Only two Center City hotels are scheduled to open this year: the 202-room Le Meridien in the old YMCA building at 1421 Arch St.; and the 231-room Hotel Palomar under the Kimpton brand at 117 S. 17th St. at Sansom.

Combined with the 92-room Sheraton Four Points Hotel that opened at 1201 Race St. in December, the three hotels will add 525 rooms by the end of this year - far short of the 2,500 that the city was banking on to support the bigger Convention Center.
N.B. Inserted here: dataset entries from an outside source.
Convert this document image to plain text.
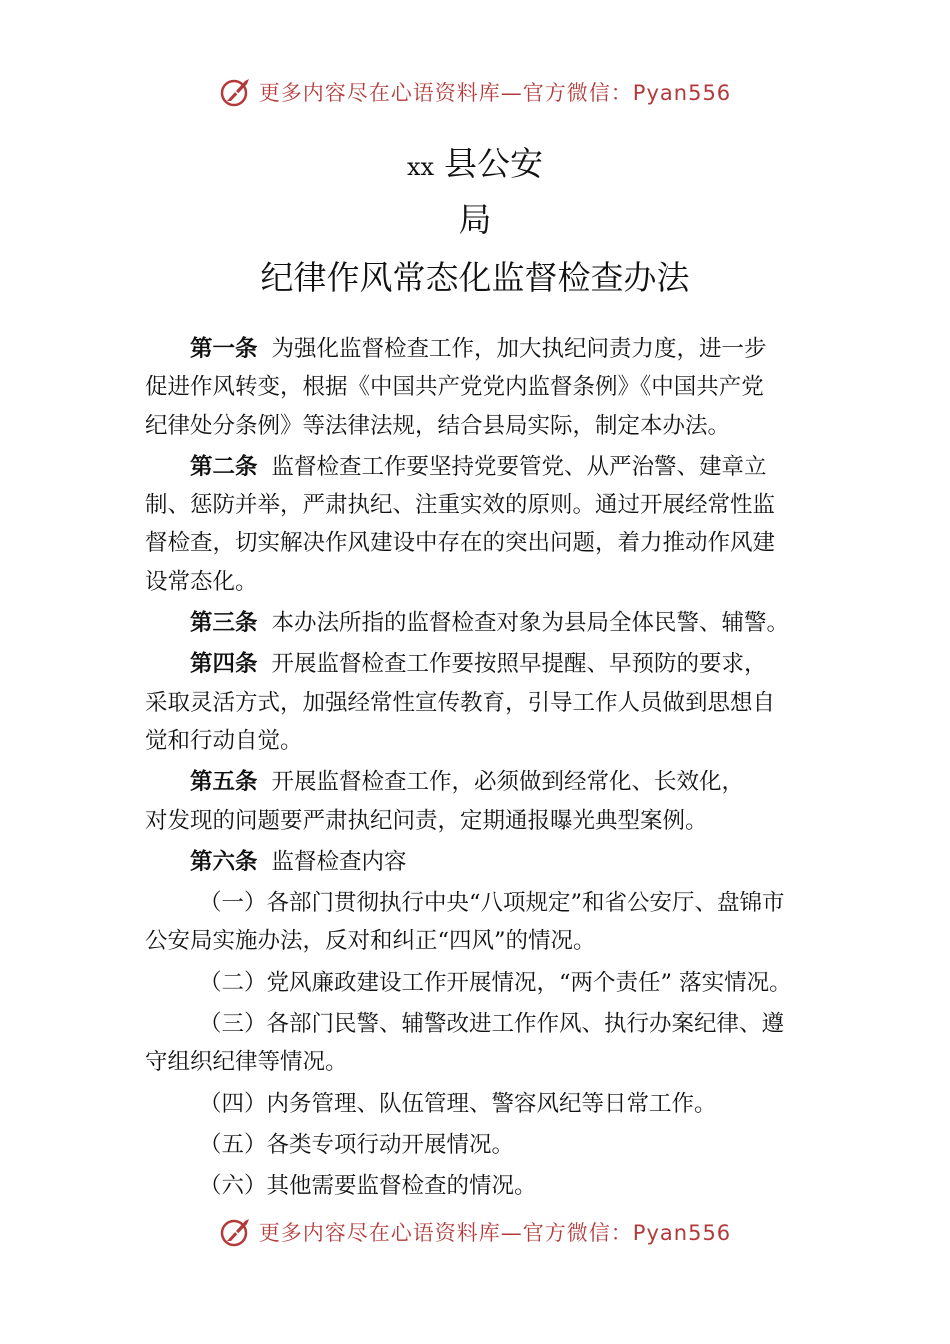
更多内容尽在心语资料库—官方微信：Pyan556
xx 县公安
局
纪律作风常态化监督检查办法
第一条 为强化监督检查工作，加大执纪问责力度，进一步
促进作风转变，根据《中国共产党党内监督条例》《中国共产党
纪律处分条例》等法律法规，结合县局实际，制定本办法。
第二条 监督检查工作要坚持党要管党、从严治警、建章立
制、惩防并举，严肃执纪、注重实效的原则。通过开展经常性监
督检查，切实解决作风建设中存在的突出问题，着力推动作风建
设常态化。
第三条 本办法所指的监督检查对象为县局全体民警、辅警。
第四条 开展监督检查工作要按照早提醒、早预防的要求，
采取灵活方式，加强经常性宣传教育，引导工作人员做到思想自
觉和行动自觉。
第五条 开展监督检查工作，必须做到经常化、长效化，
对发现的问题要严肃执纪问责，定期通报曝光典型案例。
第六条 监督检查内容
（一）各部门贯彻执行中央“八项规定”和省公安厅、盘锦市
公安局实施办法，反对和纠正“四风”的情况。
（二）党风廉政建设工作开展情况，“两个责任” 落实情况。
（三）各部门民警、辅警改进工作作风、执行办案纪律、遵
守组织纪律等情况。
（四）内务管理、队伍管理、警容风纪等日常工作。
（五）各类专项行动开展情况。
（六）其他需要监督检查的情况。
更多内容尽在心语资料库—官方微信：Pyan556
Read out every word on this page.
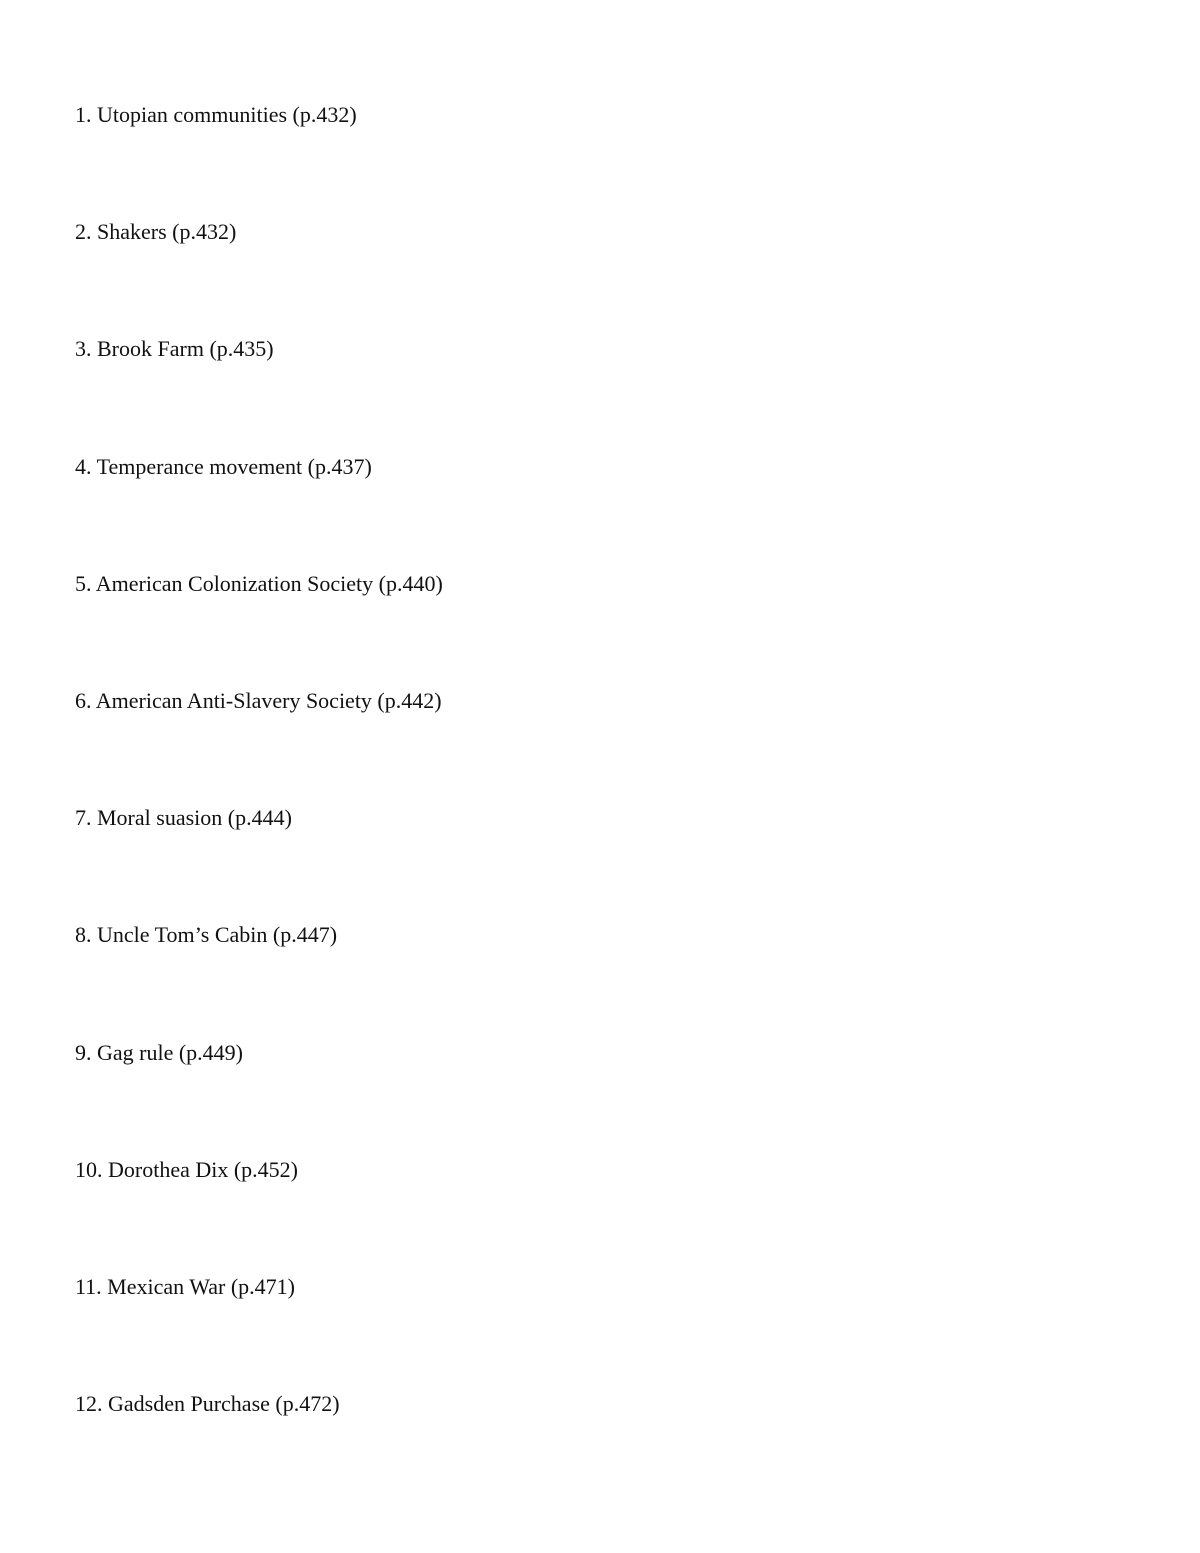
1. Utopian communities (p.432)
2. Shakers (p.432)
3. Brook Farm (p.435)
4. Temperance movement (p.437)
5. American Colonization Society (p.440)
6. American Anti-Slavery Society (p.442)
7. Moral suasion (p.444)
8. Uncle Tom’s Cabin (p.447)
9. Gag rule (p.449)
10. Dorothea Dix (p.452)
11. Mexican War (p.471)
12. Gadsden Purchase (p.472)
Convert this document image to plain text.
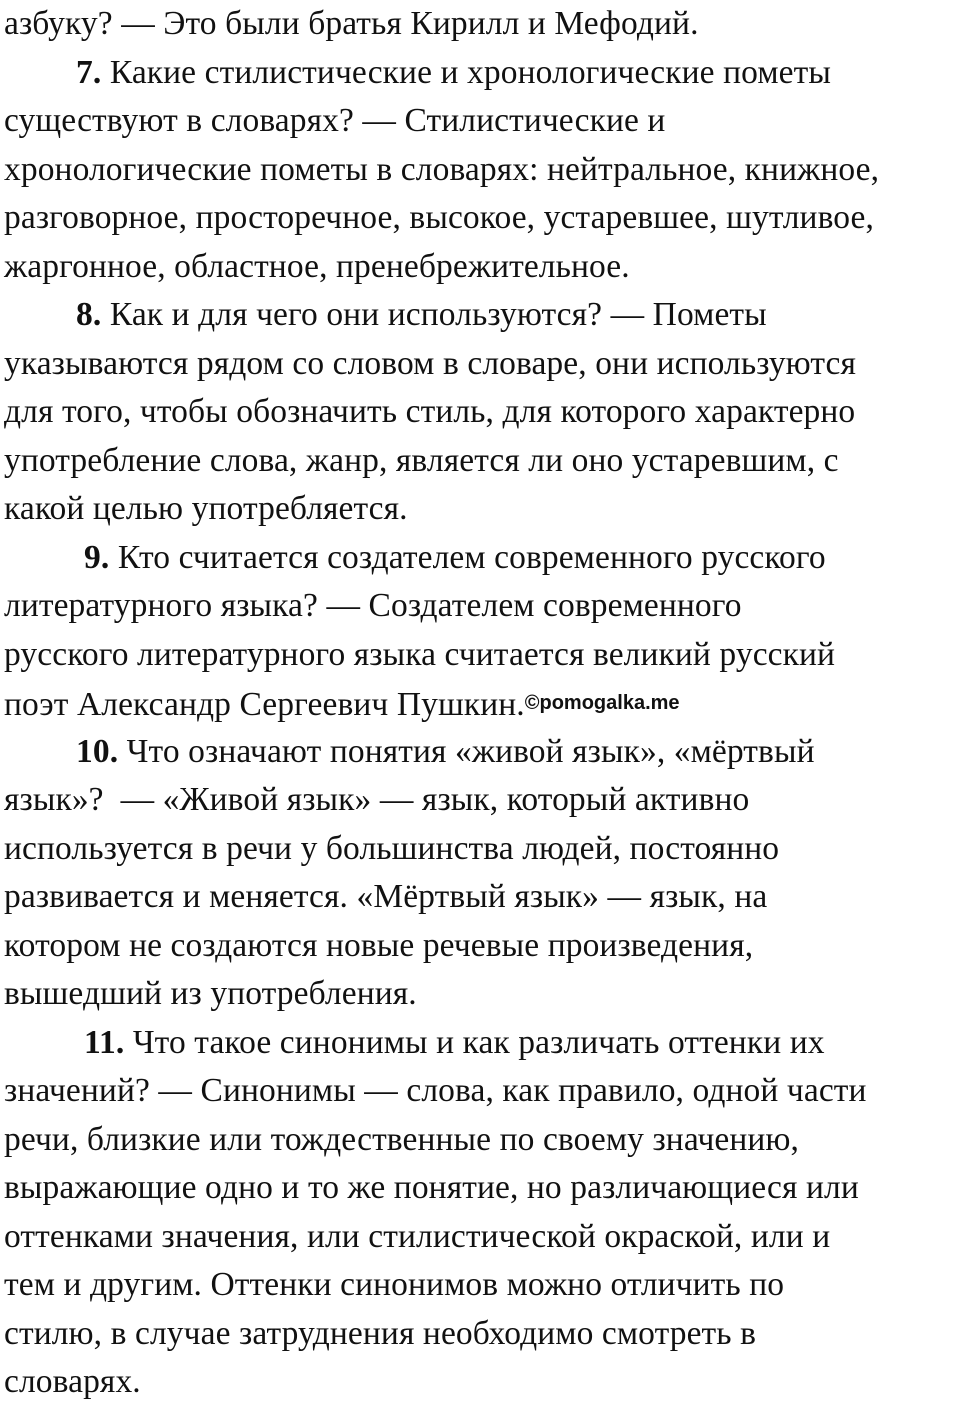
азбуку? — Это были братья Кирилл и Мефодий.
7. Какие стилистические и хронологические пометы
существуют в словарях? — Стилистические и
хронологические пометы в словарях: нейтральное, книжное,
разговорное, просторечное, высокое, устаревшее, шутливое,
жаргонное, областное, пренебрежительное.
8. Как и для чего они используются? — Пометы
указываются рядом со словом в словаре, они используются
для того, чтобы обозначить стиль, для которого характерно
употребление слова, жанр, является ли оно устаревшим, с
какой целью употребляется.
9. Кто считается создателем современного русского
литературного языка? — Создателем современного
русского литературного языка считается великий русский
поэт Александр Сергеевич Пушкин.©pomogalka.me
10. Что означают понятия «живой язык», «мёртвый
язык»?  — «Живой язык» — язык, который активно
используется в речи у большинства людей, постоянно
развивается и меняется. «Мёртвый язык» — язык, на
котором не создаются новые речевые произведения,
вышедший из употребления.
11. Что такое синонимы и как различать оттенки их
значений? — Синонимы — слова, как правило, одной части
речи, близкие или тождественные по своему значению,
выражающие одно и то же понятие, но различающиеся или
оттенками значения, или стилистической окраской, или и
тем и другим. Оттенки синонимов можно отличить по
стилю, в случае затруднения необходимо смотреть в
словарях.
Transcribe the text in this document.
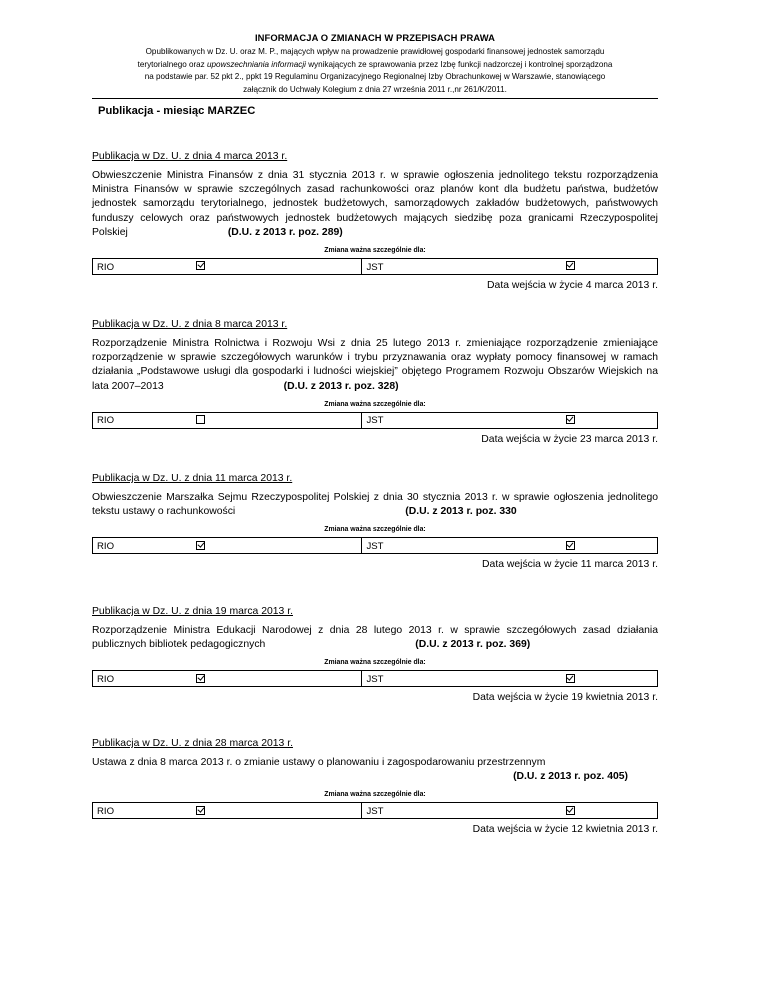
INFORMACJA O ZMIANACH W PRZEPISACH PRAWA
Opublikowanych w Dz. U. oraz M. P., mających wpływ na prowadzenie prawidłowej gospodarki finansowej jednostek samorządu
terytorialnego oraz upowszechniania informacji wynikających ze sprawowania przez Izbę funkcji nadzorczej i kontrolnej sporządzona
na podstawie par. 52 pkt 2., ppkt 19 Regulaminu Organizacyjnego Regionalnej Izby Obrachunkowej w Warszawie, stanowiącego
załącznik do Uchwały Kolegium z dnia 27 września 2011 r.,nr 261/K/2011.
Publikacja - miesiąc MARZEC
Publikacja w Dz. U. z dnia 4 marca 2013 r.
Obwieszczenie Ministra Finansów z dnia 31 stycznia 2013 r. w sprawie ogłoszenia jednolitego tekstu rozporządzenia Ministra Finansów w sprawie szczególnych zasad rachunkowości oraz planów kont dla budżetu państwa, budżetów jednostek samorządu terytorialnego, jednostek budżetowych, samorządowych zakładów budżetowych, państwowych funduszy celowych oraz państwowych jednostek budżetowych mających siedzibę poza granicami Rzeczypospolitej Polskiej	(D.U. z 2013 r. poz. 289)
Zmiana ważna szczególnie dla:
RIO		JST	
Data wejścia w życie 4 marca 2013 r.
Publikacja w Dz. U. z dnia 8 marca 2013 r.
Rozporządzenie Ministra Rolnictwa i Rozwoju Wsi z dnia 25 lutego 2013 r. zmieniające rozporządzenie zmieniające rozporządzenie w sprawie szczegółowych warunków i trybu przyznawania oraz wypłaty pomocy finansowej w ramach działania „Podstawowe usługi dla gospodarki i ludności wiejskiej” objętego Programem Rozwoju Obszarów Wiejskich na lata 2007–2013	(D.U. z 2013 r. poz. 328)
Zmiana ważna szczególnie dla:
RIO		JST	
Data wejścia w życie 23 marca 2013 r.
Publikacja w Dz. U. z dnia 11 marca 2013 r.
Obwieszczenie Marszałka Sejmu Rzeczypospolitej Polskiej z dnia 30 stycznia 2013 r. w sprawie ogłoszenia jednolitego tekstu ustawy o rachunkowości	(D.U. z 2013 r. poz. 330
Zmiana ważna szczególnie dla:
RIO		JST	
Data wejścia w życie 11 marca 2013 r.
Publikacja w Dz. U. z dnia 19 marca 2013 r.
Rozporządzenie Ministra Edukacji Narodowej z dnia 28 lutego 2013 r. w sprawie szczegółowych zasad działania publicznych bibliotek pedagogicznych	(D.U. z 2013 r. poz. 369)
Zmiana ważna szczególnie dla:
RIO		JST	
Data wejścia w życie 19 kwietnia 2013 r.
Publikacja w Dz. U. z dnia 28 marca 2013 r.
Ustawa z dnia 8 marca 2013 r. o zmianie ustawy o planowaniu i zagospodarowaniu przestrzennym
(D.U. z 2013 r. poz. 405)
Zmiana ważna szczególnie dla:
RIO		JST	
Data wejścia w życie 12 kwietnia 2013 r.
Convention and group business make up 40 percent of market demand for hotel rooms in the city.

Realizing no more new rooms will be ready, convention officials are marketing the expected inventory - about 11,000 Center City rooms - to planners who tend to book conventions five or more years in advance.

"We don't sugarcoat it," Jack Ferguson, executive vice president of the Philadelphia Convention and Visitors Bureau, which is in charge of booking conventions for the expanded center, said last week. "We tell them what is proposed to be developed, and that we will have inventory in existing hotels."

Ferguson said the plan was to increase room blocks in existing hotels until the new hotels were built.

"If planners come in now and need rooms, we reach out to existing hoteliers," he said. "As a new hotel comes online, we will adjust."

Last summer, at least five other hotel projects were on the drawing boards that might have supplied up to 2,500 rooms by 2013.